Melanoma cell lines and normal human melanocytes (NHM) were assayed for p53-dependent G1 checkpoint response to ionizing radiation (IR)-induced DNA damage. Sixty-six percent of melanoma cell lines displayed a defective G1 checkpoint. Checkpoint function was correlated with sensitivity to IR with checkpoint-defective lines being radio-resistant. Microarray analysis identified 316 probes whose expression was correlated with G1 checkpoint function in melanoma lines (P≤0.007) including p53 transactivation targets CDKN1A, DDB2, and RRM2B. The 316 probe list predicted G1 checkpoint function of the melanoma lines with 86% accuracy using a binary analysis and 91% accuracy using a continuous analysis. When applied to microarray data from primary melanomas, the 316 probe list was prognostic of 4-yr distant metastasis-free survival. Thus, p53 function, radio-sensitivity, and metastatic spread may be estimated in melanomas from a signature of gene expression.

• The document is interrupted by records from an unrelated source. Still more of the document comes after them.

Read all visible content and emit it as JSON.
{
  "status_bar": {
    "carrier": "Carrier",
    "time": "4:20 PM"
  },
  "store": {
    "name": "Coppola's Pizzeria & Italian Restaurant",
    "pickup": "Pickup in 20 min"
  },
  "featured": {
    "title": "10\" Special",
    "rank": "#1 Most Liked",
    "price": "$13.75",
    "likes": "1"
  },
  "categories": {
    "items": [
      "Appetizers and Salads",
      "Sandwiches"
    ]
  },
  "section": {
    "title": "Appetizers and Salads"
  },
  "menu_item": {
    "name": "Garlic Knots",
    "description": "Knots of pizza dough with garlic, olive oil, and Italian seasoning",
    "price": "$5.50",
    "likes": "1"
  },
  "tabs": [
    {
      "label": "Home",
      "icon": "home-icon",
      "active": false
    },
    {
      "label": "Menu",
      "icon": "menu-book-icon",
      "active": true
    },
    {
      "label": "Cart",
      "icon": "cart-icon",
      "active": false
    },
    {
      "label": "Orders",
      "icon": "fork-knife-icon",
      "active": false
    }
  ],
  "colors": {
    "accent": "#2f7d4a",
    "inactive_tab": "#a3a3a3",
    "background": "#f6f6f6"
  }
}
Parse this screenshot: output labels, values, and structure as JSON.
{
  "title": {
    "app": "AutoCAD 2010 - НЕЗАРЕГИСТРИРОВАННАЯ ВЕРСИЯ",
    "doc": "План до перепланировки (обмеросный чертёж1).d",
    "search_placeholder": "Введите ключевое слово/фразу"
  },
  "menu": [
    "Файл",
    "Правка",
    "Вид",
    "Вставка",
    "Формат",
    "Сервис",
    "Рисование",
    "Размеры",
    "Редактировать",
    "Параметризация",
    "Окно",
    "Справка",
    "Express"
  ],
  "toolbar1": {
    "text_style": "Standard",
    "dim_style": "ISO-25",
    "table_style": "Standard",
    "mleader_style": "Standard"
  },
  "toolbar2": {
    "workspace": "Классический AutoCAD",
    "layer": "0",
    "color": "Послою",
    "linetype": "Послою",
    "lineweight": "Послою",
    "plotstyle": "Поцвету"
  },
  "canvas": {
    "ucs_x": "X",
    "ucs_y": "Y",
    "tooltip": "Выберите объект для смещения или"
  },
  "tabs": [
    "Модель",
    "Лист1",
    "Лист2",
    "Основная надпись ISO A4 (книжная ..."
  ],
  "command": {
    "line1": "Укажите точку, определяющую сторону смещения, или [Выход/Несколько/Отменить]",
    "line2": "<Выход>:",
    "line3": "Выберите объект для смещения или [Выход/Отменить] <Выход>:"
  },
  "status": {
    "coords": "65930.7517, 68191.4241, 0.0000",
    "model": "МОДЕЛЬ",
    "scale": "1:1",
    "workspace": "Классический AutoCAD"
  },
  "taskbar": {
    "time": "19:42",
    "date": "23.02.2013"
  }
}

黑色素瘤细胞系和正常人黑色素细胞(NHM)被检测到对电离辐射(IR)诱导的 DNA 损伤的 p53 依赖性 G1 检查点反应。66%的黑色素瘤细胞系显示 G1 检查点缺陷。检查点功能与对 IR 的敏感性相关,具有检查点缺陷的细胞系具有抗辐射性。微阵列分析确定了 316 个探针,其表达与黑色素瘤细胞系中的 G1 检查点功能相关(P≤0.007),包括 p53 反式激活靶标 CDKN1A、DDB2 和 RRM2B。该 316 个探针列表使用二进制分析预测黑色素瘤细胞系的 G1 检查点功能的准确率为 86%,使用连续分析的准确率为 91%。当应用于原发性黑色素瘤的微阵列数据时,该 316 个探针列表可预测 4 年无远处转移的生存情况。因此,p53 功能、放射敏感性和转移扩散可以通过基因表达的特征来估计黑色素瘤。